Another type of ketamine-assisted psychotherapy involves the practitioner treating the patient virtually over Zoom. This can allow for a more comfortable experience and may encourage the patient to go more in-depth about their thoughts and past experiences. If a patient chooses to go this route, they would be prescribed ketamine orally in the form of a lozenge or tablet. They would also have a support person or family member present who would be there to help them through potentially difficult aspects of their journey.

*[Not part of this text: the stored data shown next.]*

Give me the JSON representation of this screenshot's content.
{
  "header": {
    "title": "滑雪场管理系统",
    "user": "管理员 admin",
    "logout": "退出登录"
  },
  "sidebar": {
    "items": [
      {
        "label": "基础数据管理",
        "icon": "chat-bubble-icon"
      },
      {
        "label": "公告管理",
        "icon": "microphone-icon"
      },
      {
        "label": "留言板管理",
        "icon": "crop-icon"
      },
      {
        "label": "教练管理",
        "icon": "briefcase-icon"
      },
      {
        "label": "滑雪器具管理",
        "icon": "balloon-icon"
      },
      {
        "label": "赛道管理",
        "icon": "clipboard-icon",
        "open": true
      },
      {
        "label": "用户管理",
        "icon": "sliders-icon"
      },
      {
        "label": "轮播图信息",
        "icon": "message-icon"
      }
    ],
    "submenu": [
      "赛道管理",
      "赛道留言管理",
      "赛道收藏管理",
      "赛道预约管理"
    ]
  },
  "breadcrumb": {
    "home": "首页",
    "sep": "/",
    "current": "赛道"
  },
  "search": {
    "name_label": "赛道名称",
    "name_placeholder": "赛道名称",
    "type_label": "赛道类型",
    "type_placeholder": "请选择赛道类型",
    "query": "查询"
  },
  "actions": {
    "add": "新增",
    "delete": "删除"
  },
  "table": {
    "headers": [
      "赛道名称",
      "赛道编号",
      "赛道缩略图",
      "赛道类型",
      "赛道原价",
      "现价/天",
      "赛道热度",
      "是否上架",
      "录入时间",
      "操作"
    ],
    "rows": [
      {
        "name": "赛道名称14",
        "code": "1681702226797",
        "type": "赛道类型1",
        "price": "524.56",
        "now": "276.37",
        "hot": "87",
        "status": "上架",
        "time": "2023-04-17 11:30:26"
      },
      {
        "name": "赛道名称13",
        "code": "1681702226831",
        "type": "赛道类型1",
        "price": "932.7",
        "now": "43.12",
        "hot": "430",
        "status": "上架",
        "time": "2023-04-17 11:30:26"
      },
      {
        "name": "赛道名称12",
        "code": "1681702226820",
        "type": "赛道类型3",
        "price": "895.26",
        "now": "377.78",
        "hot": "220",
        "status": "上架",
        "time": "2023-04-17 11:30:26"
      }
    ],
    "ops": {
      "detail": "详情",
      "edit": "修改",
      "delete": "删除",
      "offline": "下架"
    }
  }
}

During the treatment, the practitioner conducts a medical evaluation that involves assessing the patient's psychiatric history, medical history, and any past experiences with non-ordinary states of consciousness, as well as educating the patient about what the ketamine experience can feel like to them.
The first ketamine experience often starts with a very low dose of the drug, which simulates the feeling of drinking a glass of wine—the patient is relaxed and can get comfortable with the medication. “Some patients choose to remain at a lower dose because they find it very therapeutic and can do a lot of good psychological work at this dose,” says Dr. Cooper. “For patients who feel ready to have a bit more of an intense experience, the doctor can carefully titrate the dose over time so the patient can learn to work with the stronger effects along the way.”
Ketamine is very versatile and there is a great deal of emerging evidence that is showing it to be useful for treating a variety of conditions, especially depression. “Ketamine can be quite beneficial for someone who has depression and has not responded to traditional antidepressant medications like Prozac and Lexapro, or for a patient who's in psychotherapy and has made some progress towards treating their depression and anxiety, but they want to augment their treatment or have a bit more rapid improvement in their symptoms,” explains Dr. Cooper. “Patients who are naturally very introspective and philosophical in general, who would appreciate the kind of inward journey and perspective that they can gain through ketamine, would also be very good candidates for this type of treatment.”
It’s important to recognize that ketamine treatment, while quite extensive and science-backed in its therapeutic abilities, is not for everyone—and determining whether or not it’s right for you is a deeply personal decision that shouldn’t be taken lightly.
If you do decide to try ketamine, it’s also important to recognize that there is no substitute for working with a licensed expert who has been certified and trained in this specialty. Not only can they help prepare you for what to expert and guide you along the journey, but they can also help you better process your experiences and traumas.